Старик с милым смущением в лице улыбнулся.
— Я — как институтка… Хе-хе! Увеличу его и повешу в кабинете. Вы заходите — целую галерею увидите: Пыпина, Ковалевского, Рубинсона… Писатели, так сказать, земли русской. А Ихметьева на выставке купил. Помните? Работы Кульжицкого. Хорошо написан портретик. А люблю я, старичок, Ихметьева… Вот поэт божьей милостью! Сядешь это, иногда, декламируешь вслух его «Красные зори», а сам нет-нет, да и взглянешь на портрет.
— Вы слышали, конечно, — сказал Топорков печально, — что Ихметьеву тоже грозит два года тюрьмы. За эти самые «Красные зори».
— Как же! Ему эти строки инкриминируются:
Кто хочет победыПусть сомкнутым строем…
и так далее. Прелестное стихотворение! Теперь уж, за последний год, никто так не пишет… Загасили святое пламя, да на извращения разные полезли. Не одобряю!
Желая сказать старику что-нибудь приятное, Топорков успокоительно подмигнул бровью.
— Ихметьев, может, еще и выкарабкается.
— Как же! — сказал старик. — Дожидайтесь… «Выкарабкается»… Вчера же ему был и приговор вынесен. Не читали? Один год тюрьмы. Такая жалость!
— Неужели же только один год? — удивился Топорков. — А я думал, больше закатают.
— То-то я и говорю, — покачал головой старик. — Такая жалость! Я ему просил два года крепости, а ему — год тюрьмы дали. Адвокат попался ему дока!
— Как… вы просили? — сбитый с толку, воскликнул Топорков. — У кого просили?
— У суда же. Но это мы еще посмотрим. У меня есть тьма поводов для кассации. Возможно, что два года крепости ему останутся.
— Да вы кто такой? — сердито уже вскричал Топорков, нервы которого напряглись предыдущей бестолковой беседой до крайней степени.

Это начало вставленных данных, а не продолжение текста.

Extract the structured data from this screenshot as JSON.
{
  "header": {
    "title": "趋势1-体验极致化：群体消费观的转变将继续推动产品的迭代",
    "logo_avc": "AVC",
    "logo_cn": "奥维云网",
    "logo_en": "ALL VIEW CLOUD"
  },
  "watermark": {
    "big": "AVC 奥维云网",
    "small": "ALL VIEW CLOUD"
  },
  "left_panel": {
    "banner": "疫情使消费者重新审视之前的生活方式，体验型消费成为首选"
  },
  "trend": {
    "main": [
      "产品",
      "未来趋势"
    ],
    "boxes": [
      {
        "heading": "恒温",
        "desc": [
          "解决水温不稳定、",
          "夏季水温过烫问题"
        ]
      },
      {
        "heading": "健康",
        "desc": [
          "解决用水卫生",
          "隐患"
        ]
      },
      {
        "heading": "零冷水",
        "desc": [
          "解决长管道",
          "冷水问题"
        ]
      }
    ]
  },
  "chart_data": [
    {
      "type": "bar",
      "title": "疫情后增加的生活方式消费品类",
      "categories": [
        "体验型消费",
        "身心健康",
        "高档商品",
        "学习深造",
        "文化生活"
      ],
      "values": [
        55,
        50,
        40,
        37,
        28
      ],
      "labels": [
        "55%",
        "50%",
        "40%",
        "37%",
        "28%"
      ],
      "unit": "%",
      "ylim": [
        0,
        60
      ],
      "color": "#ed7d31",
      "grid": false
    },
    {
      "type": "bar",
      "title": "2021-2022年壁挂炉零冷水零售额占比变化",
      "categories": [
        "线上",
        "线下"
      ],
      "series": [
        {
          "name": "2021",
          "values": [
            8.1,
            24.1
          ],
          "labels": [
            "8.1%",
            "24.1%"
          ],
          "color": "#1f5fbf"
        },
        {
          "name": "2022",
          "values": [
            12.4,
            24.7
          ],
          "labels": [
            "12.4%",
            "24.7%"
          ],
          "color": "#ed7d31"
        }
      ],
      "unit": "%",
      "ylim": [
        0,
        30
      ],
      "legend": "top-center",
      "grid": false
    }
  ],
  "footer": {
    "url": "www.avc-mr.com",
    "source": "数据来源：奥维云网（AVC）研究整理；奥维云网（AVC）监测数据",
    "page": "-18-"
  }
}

— Господи, боже ты мой! — улыбнулся старик, и лучистые морщинки зашевелились на его кротком лице. — Неужели не признали? Да прокурор же! Прокурор окружного суда. Ведь вы меня должны помнить, господин Топорков: я вас, помните, обвинял три года тому назад по литературному делу… вы год тогда получили.
— Так это вы! — сказал Топорков. — Теперь припоминаю. Вы, кажется, требовали трех лет крепости и, когда меня присудили на год, то кассировали приговор.
— Ну, да! — обрадовался прокурор. — Вспомнили? За эту статью… как ее?.. «Кровавый суд». Прекрасная статья! Сильно написана. Теперь уж так не пишут… А вы так и не признали меня сначала? Бывает… Хе-хе! А вы все же ко мне заглянули бы. Я адресок дам. По стакану вина выпьем, о литературе разговаривать будем… Мою портретную галерею посмотрите… Все висят: Гершбаум, Ихметьев, Николай Владимирович Кудинов… Встретите Блюменфельда тащите с собой. Как же! Мы старые знакомые… И с Лесевицким, и Пыниным, и Гершбаумом.
Прокурор вынул свою карточку с адресом, сунул ее в руку Топоркову и зашагал дальше, щуря на тротуарные плиты добрые близорукие глаза.
Люди
Иван Васильевич Сицилистов приподнялся на одном локте и прислушался…
— Это к нам, — сказал он задремавшей уже жене. — Наконец-то!
— Пойди, открой им. Намокши на дожде, тоже не очень приятно стоять на лестнице.
Сицилистов вскочил и, полуодетый, быстро зашагал в переднюю.
Открыв дверь, он выглянул на лестницу. Лицо его расплылось в широкую, радостную улыбку.
— Ба, ба!! А я-то — позавчера ждал, вчера… Рад. Очень рад! Милости прошу к нашему шалашу.